How to extract all text as strings from a DWG file?

I just want to extract the block table texts as string. I am drowning in a swamp of custom datatypes about metadata and formatting (desperately seeking standard string datatypes). I just want the text to help make drawing more searchable by database search.

I wish I could just do some Blocktable.ToString() and get the text data as is. I save it into a txt file and everybody is happy.

@esoinila

To extract all text as strings from a DWG file, including block table texts, you can utilize the Aspose.CAD library. Below is a sample code snippet that demonstrates how to achieve this in C#:

using System;
using Aspose.CAD;
using Aspose.CAD.FileFormats.Cad.CadObjects;

namespace Aspose.CAD.Examples
{
    public class ExtractTextFromDWG
    {
        public static void Main()
        {
            // Load the DWG file
            string sourceFilePath = "path_to_your_file.dwg";
            using (CadImage cadImage = (CadImage)Image.Load(sourceFilePath))
            {
                // Iterate through entities to extract text
                foreach (CadEntityBase entity in cadImage.Entities)
                {
                    ExtractText(entity);
                }

                // Iterate through block entities to extract text
                foreach (CadBlockEntity blockEntity in cadImage.BlockEntities.Values)
                {
                    foreach (var entity in blockEntity.Entities)
                    {
                        ExtractText(entity);
                    }
                }
            }
        }

        private static void ExtractText(CadEntityBase entity)
        {
            switch (entity.TypeName)
            {
                case CadEntityTypeName.TEXT:
                    CadText textEntity = (CadText)entity;
                    Console.WriteLine(textEntity.DefaultValue);
                    break;

                case CadEntityTypeName.MTEXT:
                    CadMText mTextEntity = (CadMText)entity;
                    Console.WriteLine(mTextEntity.Text);
                    break;

                case CadEntityTypeName.INSERT:
                    CadInsertObject insertEntity = (CadInsertObject)entity;
                    foreach (var childEntity in insertEntity.ChildObjects)
                    {
                        ExtractText(childEntity);
                    }
                    break;

                case CadEntityTypeName.ATTDEF:
                    CadAttDef attDefEntity = (CadAttDef)entity;
                    Console.WriteLine(attDefEntity.DefaultString);
                    break;

                case CadEntityTypeName.ATTRIB:
                    CadAttrib attribEntity = (CadAttrib)entity;
                    Console.WriteLine(attribEntity.DefaultText);
                    break;
            }
        }
    }
}

In this code, we load the DWG file and iterate through both the main entities and block entities to extract text. The ExtractText method checks the type of each entity and prints the text accordingly. This should help you gather all the text data you need for your database search.

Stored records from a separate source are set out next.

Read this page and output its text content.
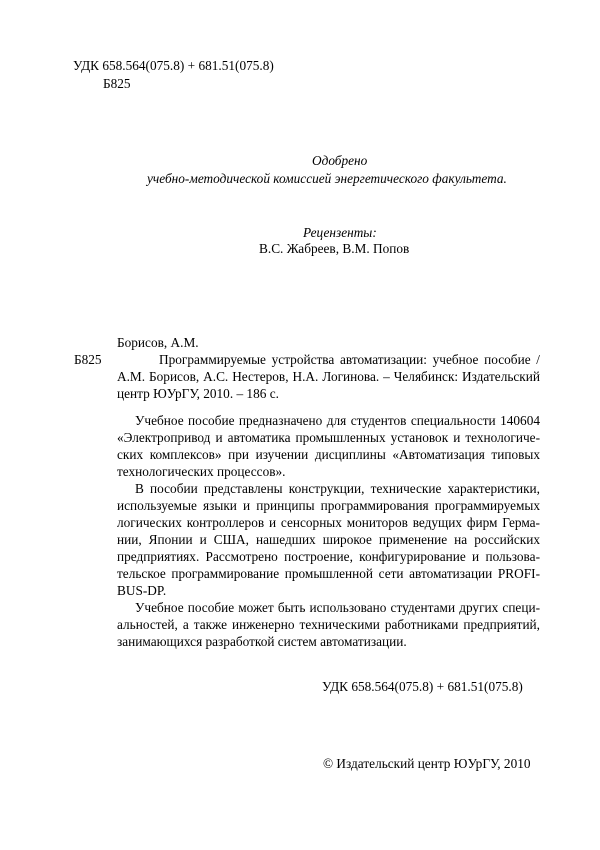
УДК 658.564(075.8) + 681.51(075.8)
Б825
Одобрено
учебно-методической комиссией энергетического факультета.
Рецензенты:
В.С. Жабреев, В.М. Попов
Борисов, А.М.
Б825	Программируемые устройства автоматизации: учебное пособие /
А.М. Борисов, А.С. Нестеров, Н.А. Логинова. – Челябинск: Издательский
центр ЮУрГУ, 2010. – 186 с.
Учебное пособие предназначено для студентов специальности 140604
«Электропривод и автоматика промышленных установок и технологиче-
ских комплексов» при изучении дисциплины «Автоматизация типовых
технологических процессов».
В пособии представлены конструкции, технические характеристики,
используемые языки и принципы программирования программируемых
логических контроллеров и сенсорных мониторов ведущих фирм Герма-
нии, Японии и США, нашедших широкое применение на российских
предприятиях. Рассмотрено построение, конфигурирование и пользова-
тельское программирование промышленной сети автоматизации PROFI-
BUS-DP.
Учебное пособие может быть использовано студентами других специ-
альностей, а также инженерно техническими работниками предприятий,
занимающихся разработкой систем автоматизации.
УДК 658.564(075.8) + 681.51(075.8)
© Издательский центр ЮУрГУ, 2010
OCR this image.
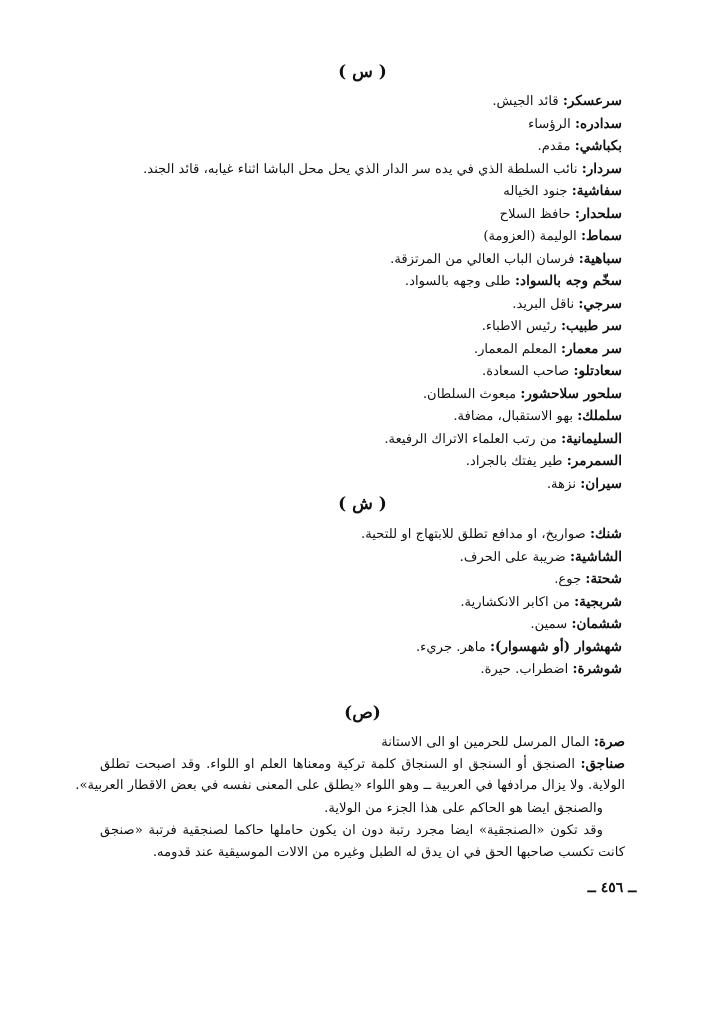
( س )
سرعسكر: قائد الجيش.
سدادره: الرؤساء
بكباشي: مقدم.
سردار: نائب السلطة الذي في يده سر الدار الذي يحل محل الباشا اثناء غيابه، قائد الجند.
سفاشية: جنود الخياله
سلحدار: حافظ السلاح
سماط: الوليمة (العزومة)
سباهية: فرسان الباب العالي من المرتزقة.
سخّم وجه بالسواد: طلى وجهه بالسواد.
سرجي: ناقل البريد.
سر طبيب: رئيس الاطباء.
سر معمار: المعلم المعمار.
سعادتلو: صاحب السعادة.
سلحور سلاحشور: مبعوث السلطان.
سلملك: بهو الاستقبال، مضافة.
السليمانية: من رتب العلماء الاتراك الرفيعة.
السمرمر: طير يفتك بالجراد.
سيران: نزهة.
( ش )
شنك: صواريخ، او مدافع تطلق للابتهاج او للتحية.
الشاشية: ضريبة على الحرف.
شحتة: جوع.
شربجية: من اكابر الانكشارية.
ششمان: سمين.
شهشوار (أو شهسوار): ماهر. جريء.
شوشرة: اضطراب. حيرة.
(ص)
صرة: المال المرسل للحرمين او الى الاستانة
صناجق: الصنجق أو السنجق او السنجاق كلمة تركية ومعناها العلم او اللواء. وقد اصبحت تطلق
الولاية. ولا يزال مرادفها في العربية ــ وهو اللواء «يطلق على المعنى نفسه في بعض الاقطار العربية».
والصنجق ايضا هو الحاكم على هذا الجزء من الولاية.
وقد تكون «الصنجقية» ايضا مجرد رتبة دون ان يكون حاملها حاكما لصنجقية فرتبة «صنجق
كانت تكسب صاحبها الحق في ان يدق له الطبل وغيره من الالات الموسيقية عند قدومه.
ــ ٤٥٦ ــ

For further reference, you can check out the example code available in the Aspose.CAD GitHub repository here.

If you have any more questions or need further assistance, feel free to ask!

1 Like

Thanks, that compiled and it got the texts out as far as I have checked. Have an excellent weekend.

@esoinila,
Hello,
glad to to hear your are happy with results :slight_smile:
Please consider the additional note about example.
This iterating over all block entities in the drawing could be excess:

foreach (CadBlockEntity blockEntity in cadImage.BlockEntities.Values)
{
    foreach (var entity in blockEntity.Entities)
    {
        ExtractText(entity);
    }
}

Here is the correct way to find respective block entities for CadInsertObjects:

CadInsertObject insert = (CadInsertObject)entity;

CadBlockEntity block = cadImage.BlockEntities[insert.Name];

foreach (CadEntityBase blockEntity in block.Entities)
{
	ExtractText(blockEntity);
}